The Deputy President said this was significant to skills development as Vietnam is world renowned for ship building around.
He said this on Wednesday when he appeared at the National Assembly for his last question and answer session for the year.
He had been asked if whether, in light of his recent working visit to Vietnam and Singapore, and given the fact that Vietnam is ranked number five in shipbuilding, there is a possibility that South African youth who show potential could be sent to Vietnam for skills training in shipbuilding.
Haiphong has been long viewed as a cradle of the Vietnamese ship building industry over a number of years, the Deputy President said.
“The Vietnamese have made significant progress in building their oceans economy, in particular, the ship building part and their aquaculture.
“Currently, there are six South African students studying Maritime Economic Studies at the Maritime University in Haiphong.
“These students are studying there under scholarships that were granted by the Vietnamese government.
“In my discussions with the Vietnamese Vice President, I asked him about the possibility of Vietnam increasing the basket of courses that are offered within the Maritime discipline and also to increase the number of students who are studying at the Maritime University and the response from the Vietnamese was very positive and our Department of International Relations and Cooperation has already been informed that additional scholarships will be offered to South African students next year,” he said.
The Deputy President also said that what was also important was the fact that the Unisa School of Governance, which accompanied him during his visit to the Socialist Republic of Vietnam on October 4, signed a memorandum of understanding on cooperation with the Ho Chi Minh Political Academy.
He said it was expected that collaboration between the two institutions will further facilitate efforts to secure trading of South African students in Vietnam.
“Our two countries established a partnership forum in 2004 to facilitate cooperation and that cooperation is going extremely well.
“The students that I met in Vietnam are in high spirits. They are learning and we went with them to the ship building docks and they were able with great ease to tell us how ships are built and how they are participating in that ship building process.
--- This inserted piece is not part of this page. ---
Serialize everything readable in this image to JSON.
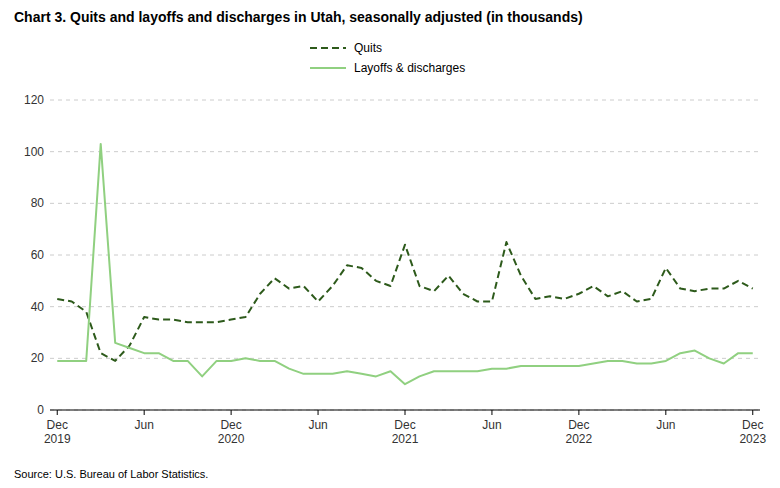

What convinced me is that the more students we can send there to go and learn about ship building, the more we will be able to boost our own oceans economy,” he said.
Trade between South Africa and the Socialist Republic of Vietnam has grown from about half a billion dollars to one and a half billion dollars ever since the two countries signed bilateral agreements.
While trade is currently in favour of Vietnam, the socialist republic is exporting a lot more goods to South Africa from the manufacturing base, while South Africa is exporting a little less from an agricultural base.
Following his trip to Vietnam, the Deputy President paid a visit to Singapore, which he said was a fruitful trip.
“That is precisely how our [Vietnam] trip went, it was a very positive trip and from there, we also went to Singapore and we were able to see how Singapore has become the leading ports authority country in the world and how they are able to utilise just that aspect of their own economy to generate a lot of economic growth.”